Пока надевала пальто, запуталась в рукаве, лежавший там шарф застрял: ни туда ни сюда. Справившись и подняв глаза, я увидела не Степку, обычно по-деловому и гордо возвышающегося на своем офисном стуле, главного босса кухни. В низком инвалидном кресле с большими колесами сидел щуплый мальчишка, смотревший на меня с горечью и вызовом. И тогда я не удержалась:
– Сложно с тобой, парень. Вот ты сам готов и накормить, и поговорить, и побеспокоиться, а о себе позаботиться не даешь. И тогда, пойми, трудно к тебе приходить, ведь начинаешь чувствовать себя дармоедкой, объедающей бедного подростка, у которого к тому же мама в больнице.
– А вы не приходите, – я открыла дверь, ничего не оставалось, как шагнуть за порог, – или поймите, что ваша ценность для меня не в том, чтобы что-то делать, сделать я и сам могу.
Я обернулась, хотела увидеть его глаза, но дверь уже захлопнулась.
Ей приснилось отчаяние. Оно выплюнуло ее из картины. «Акробаты. Мать и дитя» – так она называлась. Она видела ее в альбоме и помнит тот день, когда картина ее поглотила, овладела ею. «Розовый период», ха. Столько материнского отчаяния. Выросшая девочка на шаре. Теперь ты, сын. Перебирай ножками. Держи равновесие. Улыбайся. Ты в голубом трико моего старания и одиночества. Твоя способность держать равновесие – условие нашего выживания. Если ты не справишься, то и мне не жить. Не отворачивайся от меня. Я сама в отчаянии. Я хотела бы тебе другой судьбы. Но у нас с тобой только эта. Другой нет.
Она впервые проснулась не от боли, а потому, что глухо застонала соседка по палате. Чужая боль подбрасывала ее – встать и помочь, но тело не слушалось, слабость не давала даже пошевелиться. Сегодня какая-то правильная слабость, отпускающая, помогающая расслабиться, разрешающая не шевелиться, блаженная. Смешное слово. Блаженная слабость. Да, сегодня она может ощутить себя отдыхающей. Сегодня она просто отдохнет. Она в больнице. Ей ничего не надо делать, даже бороться с болью. Она хочет просто лежать, не шевелясь. Сегодня ей можно. Даже поспать еще немного. Пусть только перестанет сниться эта картина. Этот мальчик, отвернувшийся от материнского отчаяния.
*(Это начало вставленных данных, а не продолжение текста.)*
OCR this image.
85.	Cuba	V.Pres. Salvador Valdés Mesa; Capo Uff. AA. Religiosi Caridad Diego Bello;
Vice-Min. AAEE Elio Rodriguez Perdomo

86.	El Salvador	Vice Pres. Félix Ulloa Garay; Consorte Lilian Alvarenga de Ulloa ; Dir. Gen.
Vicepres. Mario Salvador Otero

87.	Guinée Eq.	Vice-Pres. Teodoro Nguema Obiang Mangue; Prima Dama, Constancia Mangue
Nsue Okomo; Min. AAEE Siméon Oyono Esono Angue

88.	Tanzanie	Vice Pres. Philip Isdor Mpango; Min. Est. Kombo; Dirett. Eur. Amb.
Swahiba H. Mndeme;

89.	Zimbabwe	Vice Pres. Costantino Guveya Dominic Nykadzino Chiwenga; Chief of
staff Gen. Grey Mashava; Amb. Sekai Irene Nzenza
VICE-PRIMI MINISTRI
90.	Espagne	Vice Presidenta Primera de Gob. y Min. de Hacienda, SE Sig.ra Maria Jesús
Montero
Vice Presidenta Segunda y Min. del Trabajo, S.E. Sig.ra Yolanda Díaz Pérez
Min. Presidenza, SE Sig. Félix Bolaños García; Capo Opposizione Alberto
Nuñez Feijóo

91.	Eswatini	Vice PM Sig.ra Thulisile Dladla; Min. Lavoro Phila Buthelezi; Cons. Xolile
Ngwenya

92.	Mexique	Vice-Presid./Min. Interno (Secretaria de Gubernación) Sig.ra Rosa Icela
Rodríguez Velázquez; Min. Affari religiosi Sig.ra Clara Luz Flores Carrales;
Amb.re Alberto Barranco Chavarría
«А вы и не приходите», – звучит как укор. «Зачем приходила? Кого жалела? Во что играла? Кто просил?» – «Ленка просила». – «Ты даже с этим не справилась. Ты обещала ей отчитаться сегодня вечером. Что расскажешь? Что он тебя выгнал? И что после этого будет?» – «А вот ничего и не будет. Пусть она прется к нему, а он терпит, раз такой умник. Или шлет ее куда подальше. Меня же послал». – «Тебя, видимо, можно. Одно из двух, либо это акт большого доверия, либо ты такова, что тебя можно обидеть и выгнать. Выбирай, что тебе приятнее думать». – «Пожалуй, пообижаюсь я пока, про большое доверие как-то верится с трудом».
– Ну что, как там ребенок? Что сказал врач? Чего привезти, завтра вечером приеду. – Она даже к вечеру полна энтузиазма, откуда он в ней только берется, и где тот бездонный источник? Сегодня он меня, по понятным причинам, особенно раздражает.